Yesterday, we went to the clinic to have my blood drawn to find out if our little ball of bubbles turned into a baby.
So, after being made to wait 8.5 hours, while trying to be productive at work, they called to let us know that the test was negative. By then, I was numb. It took a good couple of hours for the shock to wear off.
Then, the devastation set in. And then, the question of, “what did we do wrong?” surfaced.
I woke up this morning, not knowing if I would make it through the day. So I told myself, if I could make it through the first hour of work, I’d be okay. And I did, and I was.
I think it was because there are over 100 people who have been with us every step of the way. Believe me, we are still devastated. We are still asking why. But we know that we are not alone.
This is not the end of the road for us. The journey doesn’t stop here. We aren’t sure where the road is going to take us next, but at least we know we’ll get there together.

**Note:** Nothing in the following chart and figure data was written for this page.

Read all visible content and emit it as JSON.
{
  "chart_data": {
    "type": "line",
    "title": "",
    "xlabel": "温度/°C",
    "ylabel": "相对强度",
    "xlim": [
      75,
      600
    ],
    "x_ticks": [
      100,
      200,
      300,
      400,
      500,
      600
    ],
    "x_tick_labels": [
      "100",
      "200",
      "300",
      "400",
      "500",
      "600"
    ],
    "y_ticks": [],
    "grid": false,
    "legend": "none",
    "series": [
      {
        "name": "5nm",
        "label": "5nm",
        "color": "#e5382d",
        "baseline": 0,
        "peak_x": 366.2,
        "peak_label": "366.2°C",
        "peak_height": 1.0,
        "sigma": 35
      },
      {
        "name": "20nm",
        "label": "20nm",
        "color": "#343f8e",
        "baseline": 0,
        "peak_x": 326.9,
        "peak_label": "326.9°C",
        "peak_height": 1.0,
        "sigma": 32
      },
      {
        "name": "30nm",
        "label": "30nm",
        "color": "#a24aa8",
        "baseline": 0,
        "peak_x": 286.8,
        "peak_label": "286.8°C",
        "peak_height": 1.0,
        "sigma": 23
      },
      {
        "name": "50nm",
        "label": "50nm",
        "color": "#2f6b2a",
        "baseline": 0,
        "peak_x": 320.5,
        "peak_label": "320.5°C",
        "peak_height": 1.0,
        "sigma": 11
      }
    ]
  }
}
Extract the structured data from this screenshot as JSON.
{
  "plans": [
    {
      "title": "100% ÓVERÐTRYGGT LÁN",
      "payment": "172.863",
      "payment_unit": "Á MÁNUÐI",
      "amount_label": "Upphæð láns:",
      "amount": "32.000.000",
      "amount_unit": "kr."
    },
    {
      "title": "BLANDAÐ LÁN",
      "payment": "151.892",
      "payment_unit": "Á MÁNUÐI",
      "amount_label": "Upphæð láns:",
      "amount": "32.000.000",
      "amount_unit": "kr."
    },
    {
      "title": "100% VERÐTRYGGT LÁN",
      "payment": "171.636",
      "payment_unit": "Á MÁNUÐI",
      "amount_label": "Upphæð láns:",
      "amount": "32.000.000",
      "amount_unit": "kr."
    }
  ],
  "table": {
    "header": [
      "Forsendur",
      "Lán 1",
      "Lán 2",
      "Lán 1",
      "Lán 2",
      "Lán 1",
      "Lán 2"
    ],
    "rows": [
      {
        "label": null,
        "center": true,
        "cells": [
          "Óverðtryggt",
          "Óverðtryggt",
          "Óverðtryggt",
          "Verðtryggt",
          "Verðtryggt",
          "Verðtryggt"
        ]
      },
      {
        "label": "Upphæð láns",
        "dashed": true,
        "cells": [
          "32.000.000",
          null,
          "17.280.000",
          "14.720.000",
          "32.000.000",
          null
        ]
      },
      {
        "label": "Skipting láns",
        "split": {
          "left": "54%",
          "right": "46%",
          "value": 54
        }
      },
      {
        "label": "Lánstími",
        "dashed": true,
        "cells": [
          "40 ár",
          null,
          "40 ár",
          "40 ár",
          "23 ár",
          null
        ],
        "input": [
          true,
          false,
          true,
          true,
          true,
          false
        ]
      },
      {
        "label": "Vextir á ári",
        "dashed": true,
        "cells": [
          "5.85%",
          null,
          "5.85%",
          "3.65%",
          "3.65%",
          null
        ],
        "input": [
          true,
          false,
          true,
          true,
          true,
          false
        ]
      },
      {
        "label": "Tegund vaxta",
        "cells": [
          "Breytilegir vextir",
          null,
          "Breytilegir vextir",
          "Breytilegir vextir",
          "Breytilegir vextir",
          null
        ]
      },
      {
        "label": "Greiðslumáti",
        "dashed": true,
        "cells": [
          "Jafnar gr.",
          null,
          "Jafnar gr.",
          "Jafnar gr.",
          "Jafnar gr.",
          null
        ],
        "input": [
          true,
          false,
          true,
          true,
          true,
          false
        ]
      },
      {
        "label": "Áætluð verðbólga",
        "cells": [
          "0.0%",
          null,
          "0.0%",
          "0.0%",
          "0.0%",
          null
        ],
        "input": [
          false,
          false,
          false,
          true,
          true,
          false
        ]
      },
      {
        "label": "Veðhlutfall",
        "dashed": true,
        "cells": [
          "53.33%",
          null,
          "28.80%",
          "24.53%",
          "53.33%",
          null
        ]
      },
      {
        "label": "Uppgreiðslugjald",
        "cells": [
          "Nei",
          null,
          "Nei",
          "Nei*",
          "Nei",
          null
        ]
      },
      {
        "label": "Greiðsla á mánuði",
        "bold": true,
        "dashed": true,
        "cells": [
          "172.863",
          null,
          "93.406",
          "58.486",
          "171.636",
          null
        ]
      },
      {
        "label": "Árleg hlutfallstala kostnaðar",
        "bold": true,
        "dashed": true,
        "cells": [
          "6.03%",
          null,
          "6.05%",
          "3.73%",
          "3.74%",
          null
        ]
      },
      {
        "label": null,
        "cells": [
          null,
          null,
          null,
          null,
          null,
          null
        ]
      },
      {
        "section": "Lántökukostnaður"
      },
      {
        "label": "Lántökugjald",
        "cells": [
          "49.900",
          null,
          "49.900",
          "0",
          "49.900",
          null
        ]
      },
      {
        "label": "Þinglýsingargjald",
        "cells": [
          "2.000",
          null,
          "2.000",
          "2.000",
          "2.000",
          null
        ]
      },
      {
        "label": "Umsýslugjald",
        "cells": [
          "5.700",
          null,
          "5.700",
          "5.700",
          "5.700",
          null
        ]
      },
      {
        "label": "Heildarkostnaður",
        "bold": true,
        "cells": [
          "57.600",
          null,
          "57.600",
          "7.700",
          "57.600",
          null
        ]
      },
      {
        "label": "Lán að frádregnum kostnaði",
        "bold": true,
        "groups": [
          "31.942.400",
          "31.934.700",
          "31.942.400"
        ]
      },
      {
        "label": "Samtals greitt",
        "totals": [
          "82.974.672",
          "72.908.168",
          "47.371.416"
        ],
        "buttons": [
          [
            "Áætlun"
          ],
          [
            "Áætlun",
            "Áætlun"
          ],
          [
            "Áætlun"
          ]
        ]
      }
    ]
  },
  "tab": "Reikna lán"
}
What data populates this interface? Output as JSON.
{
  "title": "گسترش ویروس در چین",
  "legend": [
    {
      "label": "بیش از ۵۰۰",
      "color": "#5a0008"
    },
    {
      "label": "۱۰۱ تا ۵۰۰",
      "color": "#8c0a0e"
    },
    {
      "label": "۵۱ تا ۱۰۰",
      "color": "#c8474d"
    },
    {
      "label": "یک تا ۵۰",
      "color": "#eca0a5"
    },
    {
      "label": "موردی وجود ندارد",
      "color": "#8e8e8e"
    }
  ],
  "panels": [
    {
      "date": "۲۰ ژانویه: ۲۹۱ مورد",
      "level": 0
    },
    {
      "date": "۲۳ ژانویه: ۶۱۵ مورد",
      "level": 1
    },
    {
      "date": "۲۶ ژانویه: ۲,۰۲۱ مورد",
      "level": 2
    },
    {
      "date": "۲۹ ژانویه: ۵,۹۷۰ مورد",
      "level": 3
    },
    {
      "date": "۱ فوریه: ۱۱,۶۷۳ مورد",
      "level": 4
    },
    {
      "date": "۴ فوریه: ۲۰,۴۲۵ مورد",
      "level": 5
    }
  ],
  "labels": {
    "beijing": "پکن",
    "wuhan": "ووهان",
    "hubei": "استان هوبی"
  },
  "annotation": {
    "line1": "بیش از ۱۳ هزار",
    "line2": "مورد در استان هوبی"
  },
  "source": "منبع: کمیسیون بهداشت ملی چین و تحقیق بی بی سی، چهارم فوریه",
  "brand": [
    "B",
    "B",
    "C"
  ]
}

So, today, while trying to sort out exactly how I felt about this, a song popped in my head, as one normally does when I have trouble articulating my actual thoughts. Brandi Carlile – The Story (Lyrics): http://youtu.be/h5c4ARb5ORw It was most likely first written as a love song. I first heard it on an episode of Grey’s Anatomy. My fellow Grey’s fans will know which episode and I won’t ruin it for anyone who is still catching up. But, the song fit me today, because it talks about wanting to tell someone your story, your history. And who gets to hear those stories more often than anyone? Our children. History is passed down by storytelling. But, when you look ahead, and there’s no one to carry on your story, it’s hard to imagine that all the awesome events in your life were worth it.